Conflict simulation, peacebuilding, and development

John Nash, 1928-2015

1e2a622f90John Nash—one of the great intellectual figures in the development modern game theory—died today in a car crash in New Jersey. According to the New York Times:

John F. Nash Jr., a mathematician who shared a Nobel Prize in 1994 for work that greatly extended the reach and power of modern economic theory and whose decades-long descent into severe mental illness and eventual recovery were the subject of a book and a 2001 film, both titled “A Beautiful Mind,” was killed, along with his wife, in a car crash on Saturday in New Jersey. He was 86.

Dr. Nash was widely regarded as one of the great mathematicians of the 20th century, known for the originality of his thinking and for his fearlessness in wrestling down problems so difficult few others dared tackle them. A one-sentence letter written in support of his application to Princeton’s doctoral program in math said simply, “This man is a genius.”

“John’s remarkable achievements inspired generations of mathematicians, economists and scientists,’’ the president of Princeton, Christopher L. Eisgruber, said, “and the story of his life with Alicia moved millions of readers and moviegoers who marveled at their courage in the face of daunting challenges.”

Russell Crowe, who portrayed Dr.

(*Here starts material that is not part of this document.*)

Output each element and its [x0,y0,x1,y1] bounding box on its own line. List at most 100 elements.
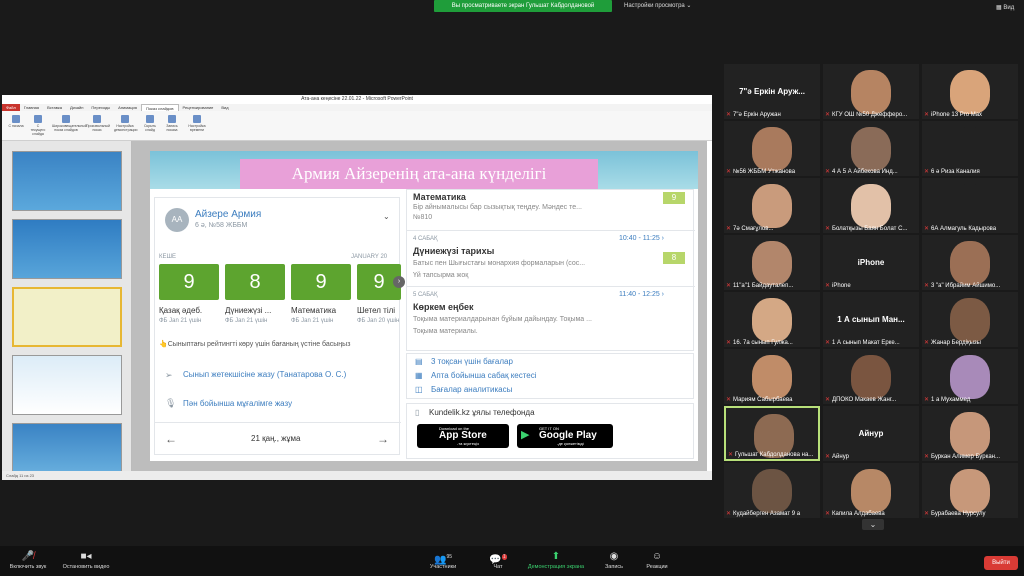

Nash in “A Beautiful Mind,” tweeted that he was “stunned,” by his death. “An amazing partnership,” he wrote. “Beautiful minds, beautiful hearts.”

Dr. Nash’s theory of noncooperative games, published in 1950 and known as Nash equilibrium, provided a conceptually simple but powerful mathematical tool for analyzing a wide range of competitive situations, from corporate rivalries to legislative decision making. Dr. Nash’s approach is now pervasive in economics and throughout the social sciences and is applied routinely in other fields, like evolutionary biology.

Harold W. Kuhn, an emeritus professor of mathematics at Princeton and a longtime friend and colleague of Dr. Nash’s who died in 2014, said, “I think honestly that there have been really not that many great ideas in the 20th century in economics and maybe, among the top 10, his equilibrium would be among them.” An economist, Roger Myerson of the University of Chicago, went further, comparing the impact of Nash equilibrium on economics “to that of the discovery of the DNA double helix in the biological sciences.”

In game theory Nash was particularly known for the Nash equilibrium, a solution in non-cooperative games in which neither player can improve their pay-off by unilaterally changing strategies. In prisoner’s dilemma, for example, an outcome wherein both parties choose to defect forms a stable Nash equilibrium because both are better off by choosing that strategy regardless of what the other party chooses. In this case, however, when parties choose to defect they also fail to obtain the maximum possible payoff (cooperate/cooperate).

video source: Khan Academy

A heavily fictionalized version of John Nash’s life (and his struggles with schizophrenia) were featured in the movie A Beautiful Mind.